100% CPU

  • Creator
    Topic
  • #54352
    Mark Brown
    Participant

      Yesterday, we moved our production server to a virtual Windows 2008 server and upgraded Cloverleaf to 6.02 and it’s been a nightmare ever since.

      When the server was first turned on, the CPU went straight to 100%. We expanded the number of CPUs, shut down the threads and after bringing the site back up, everything was fine for a minute, then it went back to 100%. Then we disabled the virus checker since that’s caused issues before and everything was great for a few hours.  At midnight when it does its cyclesaves, the cpu went back to 100%  I shut down one site and it seemed stable after I brought it back up. This morning, back to 100%.

      I called Infor support and they looked at and felt it was a resource problem since it only had 4GB instead of 8GB. We added more  memory, rebooted and everything looked good for almost a minute.

      Then I considered that it might be the number of processes running. When task manager was showing less than 90 processes, it runs fine. It will run okay for a while if I don’t turn one (doesn’t matter which) process on the engine back on. I disabled a process that wasn’t really important and that worked for about half an hour.

      Nothing I do seems to be a permanent fix.  Everything will be fine until suddenly, the CPU usage just mysteriously ramps up and goes to 100% and never comes down.

      I thought about moving a process or two to a different site. I’m running two sites now. The smaller site never seems to have a problem.

      Any ideas on what to look for? This is a production server. I can’t just keep starting and stopping processes.

    Viewing 8 reply threads
    • Author
      Replies
      • #81127
        Rob Lindsey
        Participant

          Is there a single process that is staying at the top of the process list? We are on AIX so I am not sure how the processes look on the windows system.  What other differences in the system settings between the physical and virtual system?

          As last resort can you go back to the physical system until you can figure out what is going on?

          Rob

        • #81128
          Mark Brown
          Participant

            No, there isn’t any specific process that seems to be the cause.

          • #81129
            Elisha Gould
            Participant

              Make sure you have enough physical resources on the VM server, and that there isn’t something triggering a failover.

              The main causes of your issue would normally be:

              * Processes swapping cpu cores frequently.

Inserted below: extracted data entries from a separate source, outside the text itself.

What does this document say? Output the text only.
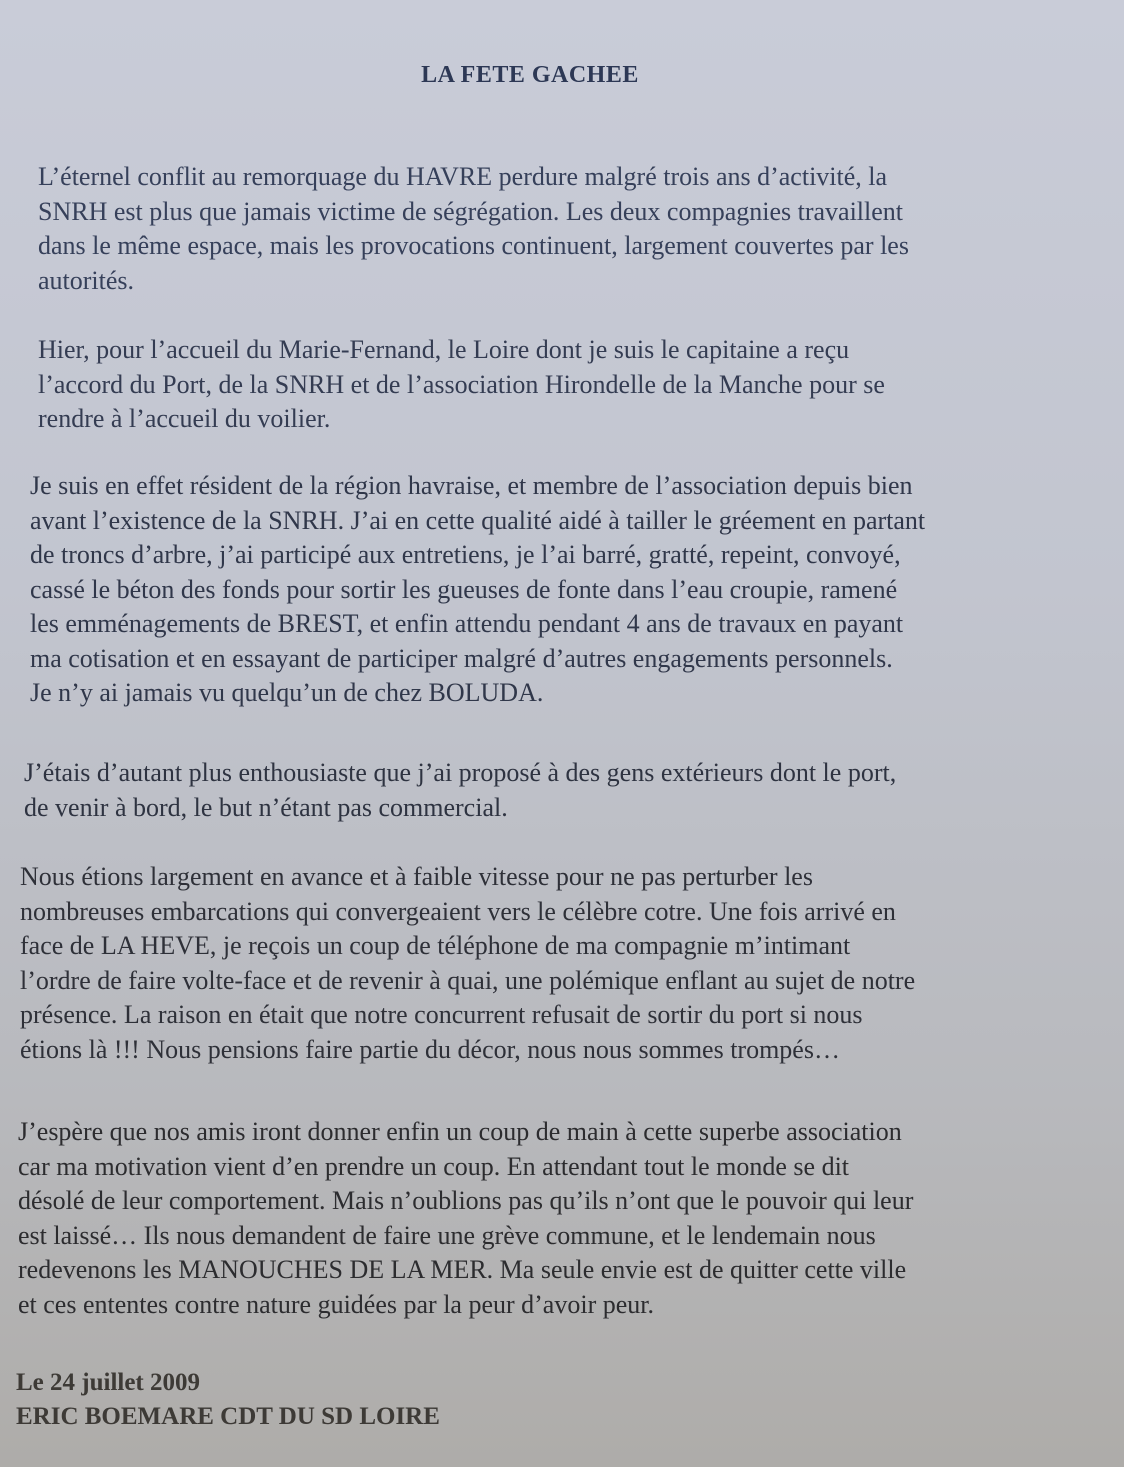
LA FETE GACHEE

L’éternel conflit au remorquage du HAVRE perdure malgré trois ans d’activité, la
SNRH est plus que jamais victime de ségrégation. Les deux compagnies travaillent
dans le même espace, mais les provocations continuent, largement couvertes par les
autorités.

Hier, pour l’accueil du Marie-Fernand, le Loire dont je suis le capitaine a reçu
l’accord du Port, de la SNRH et de l’association Hirondelle de la Manche pour se
rendre à l’accueil du voilier.

Je suis en effet résident de la région havraise, et membre de l’association depuis bien
avant l’existence de la SNRH. J’ai en cette qualité aidé à tailler le gréement en partant
de troncs d’arbre, j’ai participé aux entretiens, je l’ai barré, gratté, repeint, convoyé,
cassé le béton des fonds pour sortir les gueuses de fonte dans l’eau croupie, ramené
les emménagements de BREST, et enfin attendu pendant 4 ans de travaux en payant
ma cotisation et en essayant de participer malgré d’autres engagements personnels.
Je n’y ai jamais vu quelqu’un de chez BOLUDA.

J’étais d’autant plus enthousiaste que j’ai proposé à des gens extérieurs dont le port,
de venir à bord, le but n’étant pas commercial.

Nous étions largement en avance et à faible vitesse pour ne pas perturber les
nombreuses embarcations qui convergeaient vers le célèbre cotre. Une fois arrivé en
face de LA HEVE, je reçois un coup de téléphone de ma compagnie m’intimant
l’ordre de faire volte-face et de revenir à quai, une polémique enflant au sujet de notre
présence. La raison en était que notre concurrent refusait de sortir du port si nous
étions là !!! Nous pensions faire partie du décor, nous nous sommes trompés…

J’espère que nos amis iront donner enfin un coup de main à cette superbe association
car ma motivation vient d’en prendre un coup. En attendant tout le monde se dit
désolé de leur comportement. Mais n’oublions pas qu’ils n’ont que le pouvoir qui leur
est laissé… Ils nous demandent de faire une grève commune, et le lendemain nous
redevenons les MANOUCHES DE LA MER. Ma seule envie est de quitter cette ville
et ces ententes contre nature guidées par la peur d’avoir peur.

Le 24 juillet 2009
ERIC BOEMARE CDT DU SD LOIRE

              * Low memory and starting to use disk cache (check both VM and VM host)

              * Insufficient disk io.

              You may need to set up the VM so it has dedicated resources on the machine and prevent it swapping to other cores. Its best to ensure that cache is never used. Check the other VM’s on the server and kick off any that would cause an issue to another server.

              We have also had issues when the san was performing poorly. Normally our disk io takes less than 1 ms, but at one point it got up to 10-15 ms, which caused a huge spike.

            • #81130
              Mark Brown
              Participant

                Thanks for the replies.  I’ll pass this on to our server guy. Initially I was only given 4GB of which almost 70% was allocated which I’m sure was causing a lot of disk caching. I now have 8GB and I have removed a couple of processes and right now the engine is quiet. I hope it stays that way.

              • #81131
                Jim Kosloskey
                Participant

                  Mike,

                  Could it be you have over-saturated a site?

                  You say you have 2 sites.

                  How many process/threads are in that site and what is the peak demand (largest number of messages in any 15 minute window let’s say)?

                  Did you upgrade from 5.x Cloverleaf? If so, I think 6.x consumes more resources to some degree (SMAT certainly can consume more disk unless upgrading from a later 5.x).

                  email: jim.kosloskey@jim-kosloskey.com 30+ years Cloverleaf, 60 years IT – old fart.

                • #81132
                  Mark Brown
                  Participant

                    Between the two sites, there are 202 threads and 35 processes.

                    When it’s running normally, all the processes showing in the task manager are almost always showing 0 cpu usage.  When the server hits 100%, then there are several processes all running 5% or more, but added up, none of them make up 100%.  All the processes using the most cpu are the hciengine.exe processes and it doesn’t seem to be any particular one causing it.

                  • #81133
                    Mark Brown
                    Participant

                      I’m still waiting for the permanent license.  Would a temporary license be limited?

                    • #81134
                      Jim Kosloskey
                      Participant

                        Mike,

                        As far as I know a temporary license is not constrained from a resource standpoint I think it is only a date based constraint,

                        email: jim.kosloskey@jim-kosloskey.com 30+ years Cloverleaf, 60 years IT – old fart.

                      • #81135
                        Mark Brown
                        Participant

                          I hate to say anything in case I jinx it, but we added 4 more cores for a total of 8 and the engine is barely breathing, so I guess that was the problem.

                          Thanks for the replies.

                      Viewing 8 reply threads
                      • The forum ‘Cloverleaf’ is closed to new topics and replies.